Tom Dougherty, CEO – Stealing Share
7 October 2014
Anybody surprised by the demise of Verizon’s Redbox Instant?
Redbox Instant goes down without ever putting up a fight.
Copying the market leader never really works, does it?
Such is the case with Verizon and Redbox. In case you are unaware, the two ventured into the world streaming video about a year ago. At that time, the companies merged together to combine the Redbox DVD services with a streaming video selection from Verizon.
Hmm, this sounds familiar to Netflix’s mode of operation.
It was also about a year ago that I wrote that Redbox Instant would never work. Turns out I was right.
In a statement provided by both companies, Redbox Instant said, “The joint venture partners made this decision after careful consideration. The service had not been as successful as either partner hoped it would be.”
“Redbox Instant was just an attempt for Redbox and Verizon to be like Netflix. Truth is, they’ll never be that.”
A Branding Law for Redbox Instant
And so, I am reminded once again of a branding truth. You can never replicate the strategy of the market leader.

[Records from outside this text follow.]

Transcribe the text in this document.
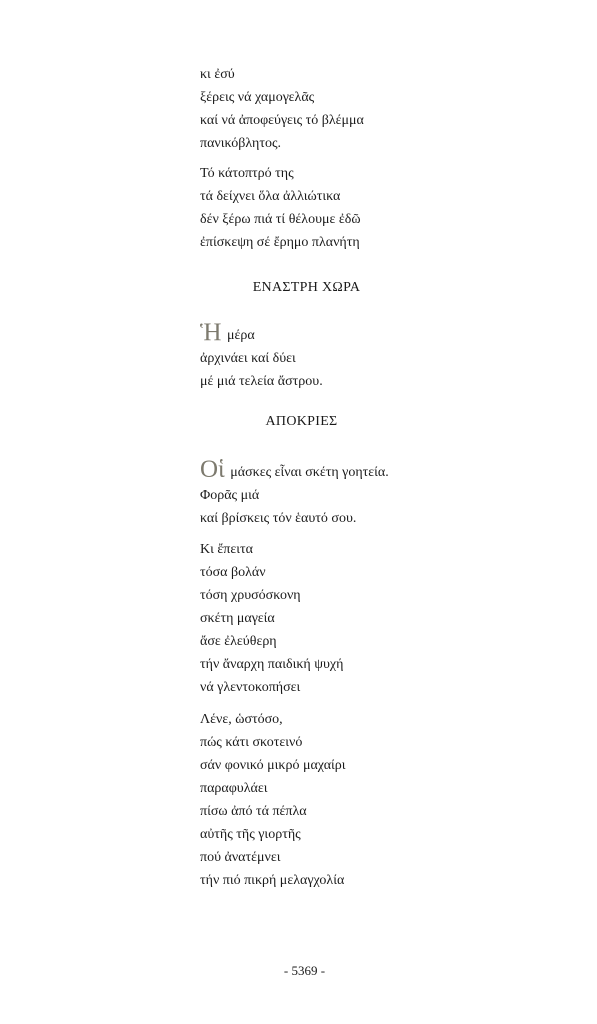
κι ἐσύ
ξέρεις νά χαμογελᾶς
καί νά ἀποφεύγεις τό βλέμμα
πανικόβλητος.
Τό κάτοπτρό της
τά δείχνει ὅλα ἀλλιώτικα
δέν ξέρω πιά τί θέλουμε ἐδῶ
ἐπίσκεψη σέ ἔρημο πλανήτη
ΕΝΑΣΤΡΗ ΧΩΡΑ
Ἡ μέρα
ἀρχινάει καί δύει
μέ μιά τελεία ἄστρου.
ΑΠΟΚΡΙΕΣ
Οἱ μάσκες εἶναι σκέτη γοητεία.
Φορᾶς μιά
καί βρίσκεις τόν ἑαυτό σου.
Κι ἔπειτα
τόσα βολάν
τόση χρυσόσκονη
σκέτη μαγεία
ἄσε ἐλεύθερη
τήν ἄναρχη παιδική ψυχή
νά γλεντοκοπήσει
Λένε, ὡστόσο,
πώς κάτι σκοτεινό
σάν φονικό μικρό μαχαίρι
παραφυλάει
πίσω ἀπό τά πέπλα
αὐτῆς τῆς γιορτῆς
πού ἀνατέμνει
τήν πιό πικρή μελαγχολία
- 5369 -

Doing so can never amount to an increase in market share or bring about a sea change in preference. At best, you’ll only always be second best.
Copy the Leader and the Leader Wins
If you copy the market leader, the market leader will win because it is always the default choice, all things being equal.
Redbox Instant was just an attempt for Redbox and Verizon to be like Netflix. Truth is, they’ll never be that.
Verizon is a powerhouse in the cellular and cable market, while Redbox owns the video Kiosk category. Neither one of them had a brand promise that enabled them to enter the increasingly crowded streaming market.
It wasn’t just a failure of operations, it was a failure of positioning itself differently from the competition (like Netflix) from an emotional standpoint so it would offer a true choice.
That’s the brand learning from this failure.